Christiane Florin: In wenigen Tagen treffen sich im Allgäu tausende Buddhisten zu einem Sommerkurs. Sie wollen meditieren, der Erleuchtung näherkommen und vor allem wollen sie Ole Nydahl zuhören, einer buddhistischen Berühmtheit. Unsere "Sendung Aus Religion und Gesellschaft" nimmt heute Abend um 20:10 Uhr das Wirken einiger spiritueller Stars unter die Lupe, eben auch das von Ole Nydahl.
Feature "Buddhistische Populisten und ihre Macht"
Mittwoch, 26. Juli, 20:10 im Dlf.
Mittwoch, 26. Juli, 20:10 im Dlf.
Kinderkriegen als Kulturkampf, verkündet Nydahl - das ist eine eher unbekannte Seite der sanften Lehre, eine andere ist der Machtmissbrauch von Lehrern gegenüber ihren Schülerinnen. Mechthild Klein hat für uns recherchiert. Sie ist die Autorin der Sendung von heute Abend und gibt nun einen Einblick in ihre Werkstatt. Frau Klein, wie haben Sie Verdacht geschöpft, dass die buddhistische Welt nicht nur aus Yoga und innerem Gleichgewicht besteht?

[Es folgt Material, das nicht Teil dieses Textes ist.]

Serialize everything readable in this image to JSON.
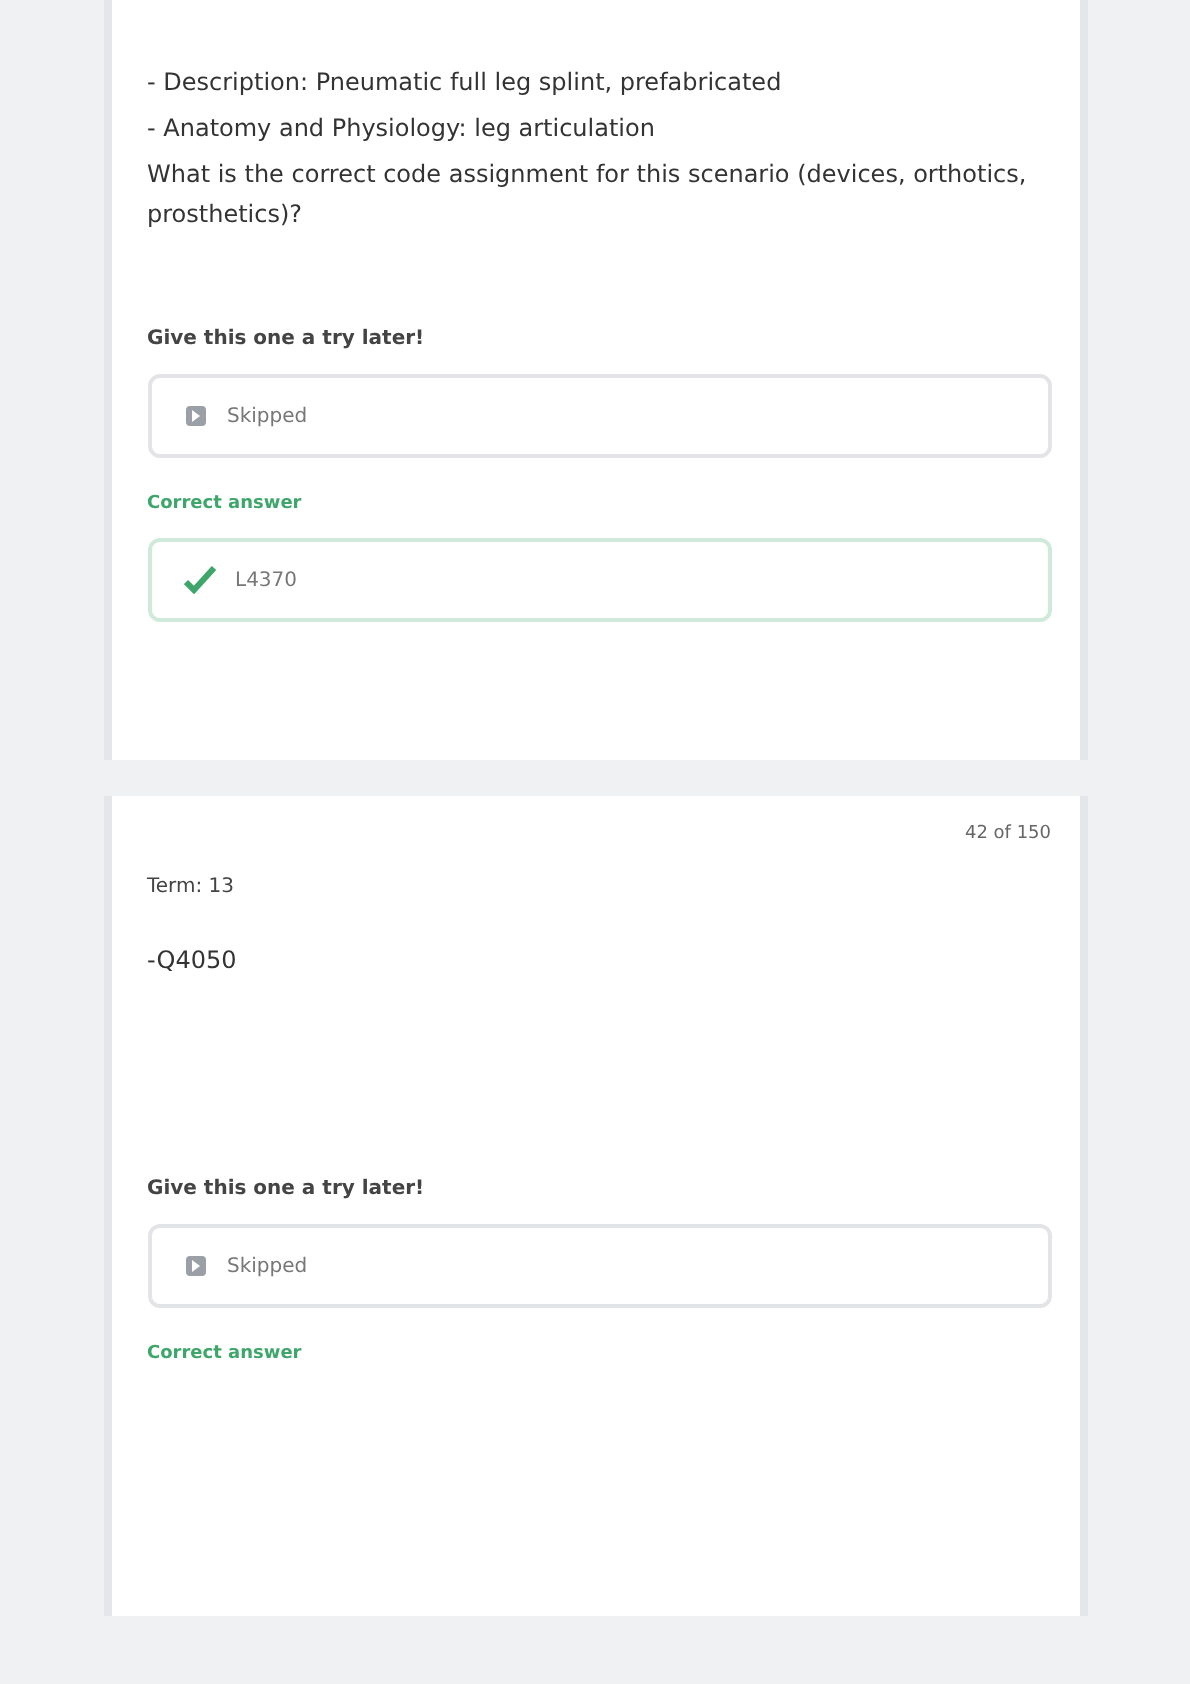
{
  "cards": [
    {
      "lines": [
        "- Description: Pneumatic full leg splint, prefabricated",
        "- Anatomy and Physiology: leg articulation",
        "What is the correct code assignment for this scenario (devices, orthotics, prosthetics)?"
      ],
      "prompt": "Give this one a try later!",
      "answer": "Skipped",
      "correct_label": "Correct answer",
      "correct_answer": "L4370"
    },
    {
      "counter": "42 of 150",
      "heading": "Term: 13",
      "lines": [
        "-Q4050"
      ],
      "prompt": "Give this one a try later!",
      "answer": "Skipped",
      "correct_label": "Correct answer"
    }
  ]
}
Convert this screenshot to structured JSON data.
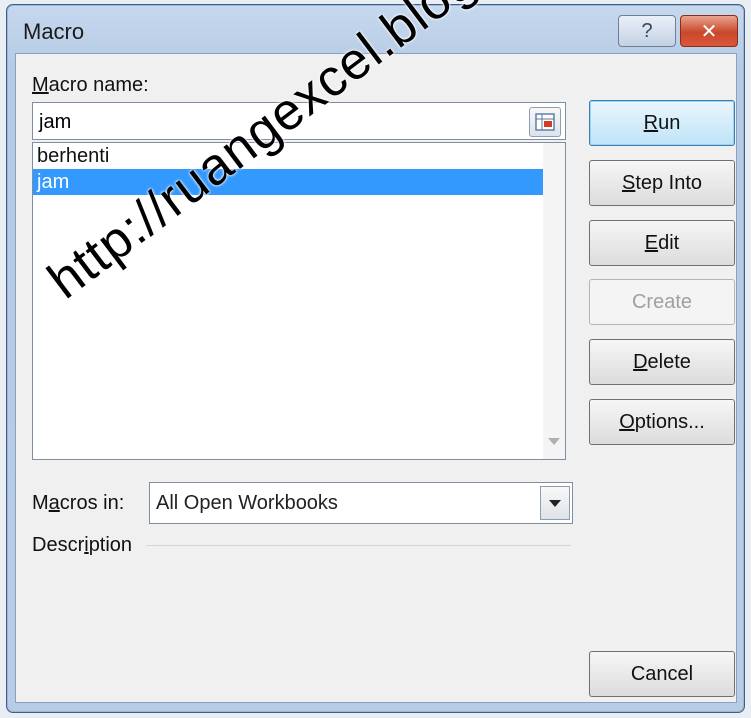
{
  "window": {
    "title": "Macro",
    "help_label": "?",
    "close_label": "✕"
  },
  "macro_name": {
    "label_first": "M",
    "label_rest": "acro name:",
    "value": "jam"
  },
  "macro_list": {
    "items": [
      "berhenti",
      "jam"
    ],
    "selected_index": 1
  },
  "buttons": {
    "run": {
      "u": "R",
      "rest": "un"
    },
    "step_into": {
      "u": "S",
      "rest": "tep Into"
    },
    "edit": {
      "u": "E",
      "rest": "dit"
    },
    "create": {
      "pre": "Cr",
      "u": "e",
      "rest": "ate"
    },
    "delete": {
      "u": "D",
      "rest": "elete"
    },
    "options": {
      "u": "O",
      "rest": "ptions..."
    },
    "cancel": "Cancel"
  },
  "macros_in": {
    "label_pre": "M",
    "label_u": "a",
    "label_rest": "cros in:",
    "value": "All Open Workbooks"
  },
  "description": {
    "label_pre": "Descr",
    "label_u": "i",
    "label_rest": "ption"
  },
  "watermark": "http://ruangexcel.blogspot.com",
  "colors": {
    "selection": "#3399ff",
    "title_bar": "#c6d8ee",
    "close_button": "#c9472a"
  }
}
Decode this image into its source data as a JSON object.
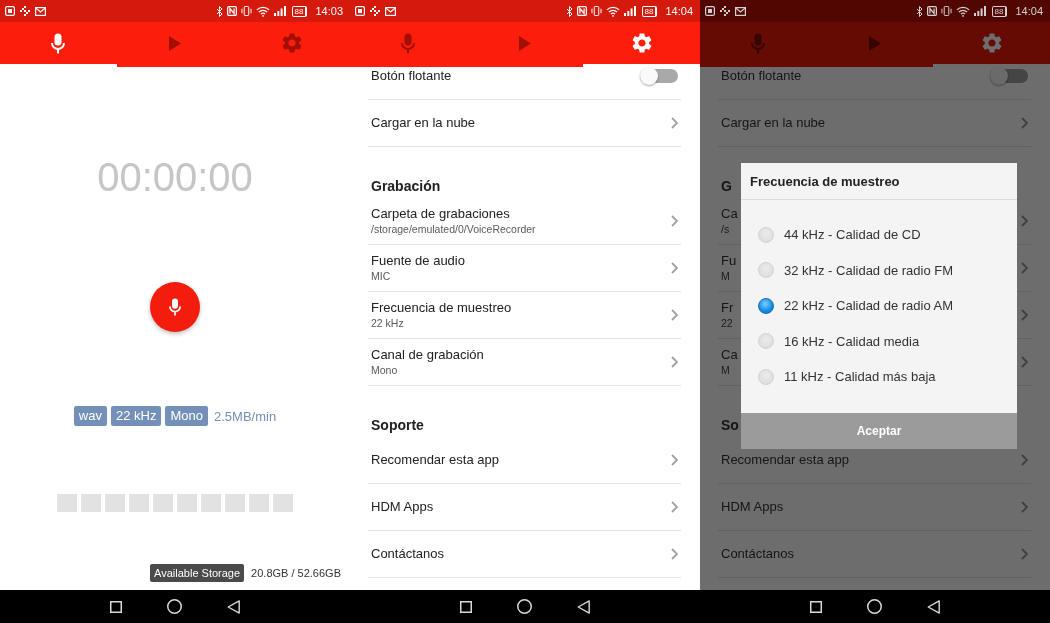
{
  "screens": [
    {
      "kind": "recorder",
      "dimmed": false,
      "status_bar": {
        "battery": "88",
        "time": "14:03"
      },
      "tabs": [
        {
          "kind": "microphone",
          "selected": true
        },
        {
          "kind": "play",
          "selected": false
        },
        {
          "kind": "settings",
          "selected": false
        }
      ],
      "timer": "00:00:00",
      "format_tags": [
        "wav",
        "22 kHz",
        "Mono"
      ],
      "bitrate": "2.5MB/min",
      "storage": {
        "label": "Available Storage",
        "value": "20.8GB / 52.66GB"
      }
    },
    {
      "kind": "settings",
      "dimmed": false,
      "status_bar": {
        "battery": "88",
        "time": "14:04"
      },
      "tabs": [
        {
          "kind": "microphone",
          "selected": false
        },
        {
          "kind": "play",
          "selected": false
        },
        {
          "kind": "settings",
          "selected": true
        }
      ],
      "items": [
        {
          "kind": "toggle",
          "title": "Botón flotante",
          "on": false
        },
        {
          "kind": "link",
          "title": "Cargar en la nube"
        },
        {
          "kind": "header",
          "title": "Grabación"
        },
        {
          "kind": "link",
          "title": "Carpeta de grabaciones",
          "value": "/storage/emulated/0/VoiceRecorder"
        },
        {
          "kind": "link",
          "title": "Fuente de audio",
          "value": "MIC"
        },
        {
          "kind": "link",
          "title": "Frecuencia de muestreo",
          "value": "22 kHz"
        },
        {
          "kind": "link",
          "title": "Canal de grabación",
          "value": "Mono"
        },
        {
          "kind": "header",
          "title": "Soporte"
        },
        {
          "kind": "link",
          "title": "Recomendar esta app"
        },
        {
          "kind": "link",
          "title": "HDM Apps"
        },
        {
          "kind": "link",
          "title": "Contáctanos"
        }
      ]
    },
    {
      "kind": "settings",
      "dimmed": true,
      "status_bar": {
        "battery": "88",
        "time": "14:04"
      },
      "tabs": [
        {
          "kind": "microphone",
          "selected": false
        },
        {
          "kind": "play",
          "selected": false
        },
        {
          "kind": "settings",
          "selected": true
        }
      ],
      "items": [
        {
          "kind": "toggle",
          "title": "Botón flotante",
          "on": false
        },
        {
          "kind": "link",
          "title": "Cargar en la nube"
        },
        {
          "kind": "header",
          "title": "G"
        },
        {
          "kind": "link",
          "title": "Ca",
          "value": "/s"
        },
        {
          "kind": "link",
          "title": "Fu",
          "value": "M"
        },
        {
          "kind": "link",
          "title": "Fr",
          "value": "22"
        },
        {
          "kind": "link",
          "title": "Ca",
          "value": "M"
        },
        {
          "kind": "header",
          "title": "So"
        },
        {
          "kind": "link",
          "title": "Recomendar esta app"
        },
        {
          "kind": "link",
          "title": "HDM Apps"
        },
        {
          "kind": "link",
          "title": "Contáctanos"
        }
      ],
      "dialog": {
        "title": "Frecuencia de muestreo",
        "options": [
          {
            "label": "44 kHz - Calidad de CD",
            "selected": false
          },
          {
            "label": "32 kHz - Calidad de radio FM",
            "selected": false
          },
          {
            "label": "22 kHz - Calidad de radio AM",
            "selected": true
          },
          {
            "label": "16 kHz - Calidad media",
            "selected": false
          },
          {
            "label": "11 kHz - Calidad más baja",
            "selected": false
          }
        ],
        "button": "Aceptar"
      }
    }
  ]
}
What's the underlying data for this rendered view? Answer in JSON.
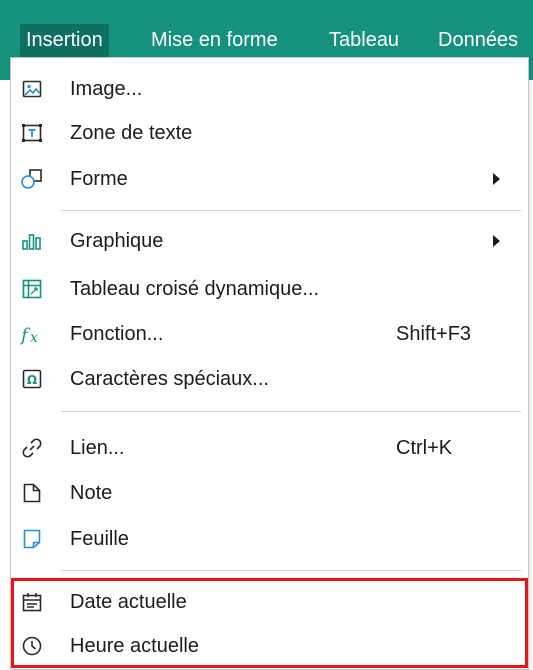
{
  "menubar": {
    "items": [
      {
        "label": "Insertion",
        "active": true
      },
      {
        "label": "Mise en forme"
      },
      {
        "label": "Tableau"
      },
      {
        "label": "Données"
      }
    ],
    "color": "#15917e"
  },
  "menu": {
    "groups": [
      [
        {
          "label": "Image...",
          "icon": "image-icon"
        },
        {
          "label": "Zone de texte",
          "icon": "text-box-icon"
        },
        {
          "label": "Forme",
          "icon": "shape-icon",
          "submenu": true
        }
      ],
      [
        {
          "label": "Graphique",
          "icon": "chart-icon",
          "submenu": true
        },
        {
          "label": "Tableau croisé dynamique...",
          "icon": "pivot-table-icon"
        },
        {
          "label": "Fonction...",
          "icon": "function-icon",
          "shortcut": "Shift+F3"
        },
        {
          "label": "Caractères spéciaux...",
          "icon": "omega-icon"
        }
      ],
      [
        {
          "label": "Lien...",
          "icon": "link-icon",
          "shortcut": "Ctrl+K"
        },
        {
          "label": "Note",
          "icon": "note-icon"
        },
        {
          "label": "Feuille",
          "icon": "sheet-icon"
        }
      ],
      [
        {
          "label": "Date actuelle",
          "icon": "calendar-icon"
        },
        {
          "label": "Heure actuelle",
          "icon": "clock-icon"
        }
      ]
    ]
  },
  "highlight_color": "#e8141a"
}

Mechthild Klein: Das war eher ein Zufall. Ich recherchierte zu einem anderen Thema im Buddhismus. Ich war bei einer überregionalen Veranstaltung und habe dort buddhistische Meister erlebt, die ihre Übersetzerin total vorgeführt haben. Ein tibetischer Meister hat superlange Absätze gesprochen und die Übersetzerin hatte Schwierigkeiten, im Deutschen hinterher zu kommen. Der Vortrag des Meisters war inhaltlich dermaßen flach und mit Binsenweisheiten gespickt, dass ich mich wunderte, dass dieser Mann so hofiert und gefeiert wurde. Dann fing ich an, genauer hinzusehen und nachzuforschen.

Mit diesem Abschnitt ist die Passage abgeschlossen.